Quelles sont les raisons de ce renversement démographique ? “L’émigration joue un rôle, tout comme l’urbanisation, explique Nabil Jijakli. Une population urbaine nécessite moins de main-d’œuvre que les sociétés rurales. Dans les pays en développement, l’éducation, en particulier celle des filles, est cruciale. Les femmes plus instruites ont tendance à avoir moins d’enfants. Un meilleur accès aux contraceptifs prévient les grossesses précoces, et un système de sécurité sociale réduit la nécessité de compter sur ses enfants pour ses vieux jours. Enfin, les coûts élevés liés à l’éducation et au logement dans les sociétés développées dissuadent les familles nombreuses.”

Raphaël Cecchi, Senior Country Risk Analyst chez Credendo, pointe également l’individualisme croissant, notamment dans les pays occidentaux, et le contrôle accru des femmes sur leur propre avenir. “Lorsqu’une femme souhaite avoir deux enfants, elle en aura généralement deux. La corrélation entre ses aspirations et leur réalisation est plus forte. De plus, le comportement d’imitation joue un rôle: dans une société où la plupart des familles ont deux enfants, il est courant de reproduire ce modèle.”

1. L’impact du babyboom

Le vieillissement démographique a d’importantes conséquences économiques, avertit Nabil Jijakli. “Une baisse de la population active entraîne automatiquement un ralentissement de l’emploi, de la croissance économique et donc des recettes fiscales, ajoute le Deputy CEO de Credendo. Parallèlement, les dépenses liées aux pensions et aux soins de santé explosent. Le vieillissement est une bombe à retardement financière. Les responsables politiques doivent faire des choix difficiles: augmenter les impôts, réduire les dépenses publiques, notamment dans les pensions et la santé, ou encore reculer l’âge de la retraite. Mais toutes ces mesures risquent de provoquer des protestations et de nourrir le populisme.”
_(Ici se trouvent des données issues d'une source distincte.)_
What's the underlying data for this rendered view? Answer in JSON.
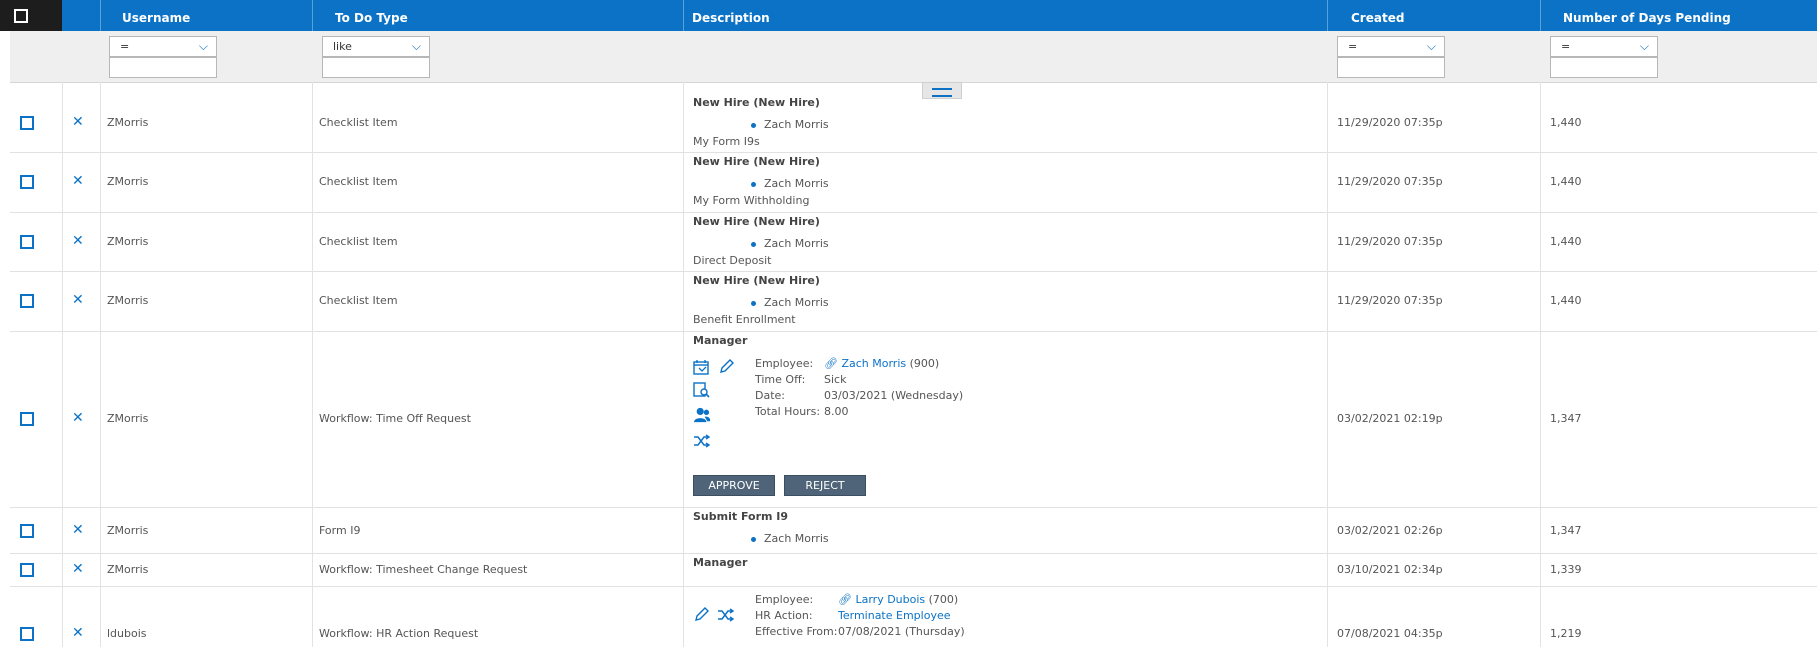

Une solution relativement indolore pour préserver notre modèle économique réside dans l’augmentation de la productivité grâce à la robotisation, à la numérisation et à l’intelligence artificielle. “En matière de productivité, l’Europe est loin derrière les États-Unis, souligne Pascaline della Faille, Country and Sector Risk Manager chez Credendo. Nous devrons investir massivement dans l’innovation. Mais une population vieillissante est-elle prête à soutenir pleinement l’innovation ?”

Inciter les Européens à avoir davantage d’enfants est-il une solution ? “On entend souvent : ‘Il faut faire plus d’enfants, sinon qui paiera nos retraites ?’ Pourtant, l’une des raisons principales de l’augmentation des dépenses de santé et de pensions est le babyboom d’après-guerre, explique le professeur Van Bavel. Et même si nous augmentons le taux de natalité aujourd’hui, ces enfants coûteront cher pendant leurs 20 premières années. La solution pour la sécurité sociale ne viendra pas de la démographie. Il faut adapter le système aux réalités d’une population vieillissante, avec un financement résilient à toutes les circonstances.”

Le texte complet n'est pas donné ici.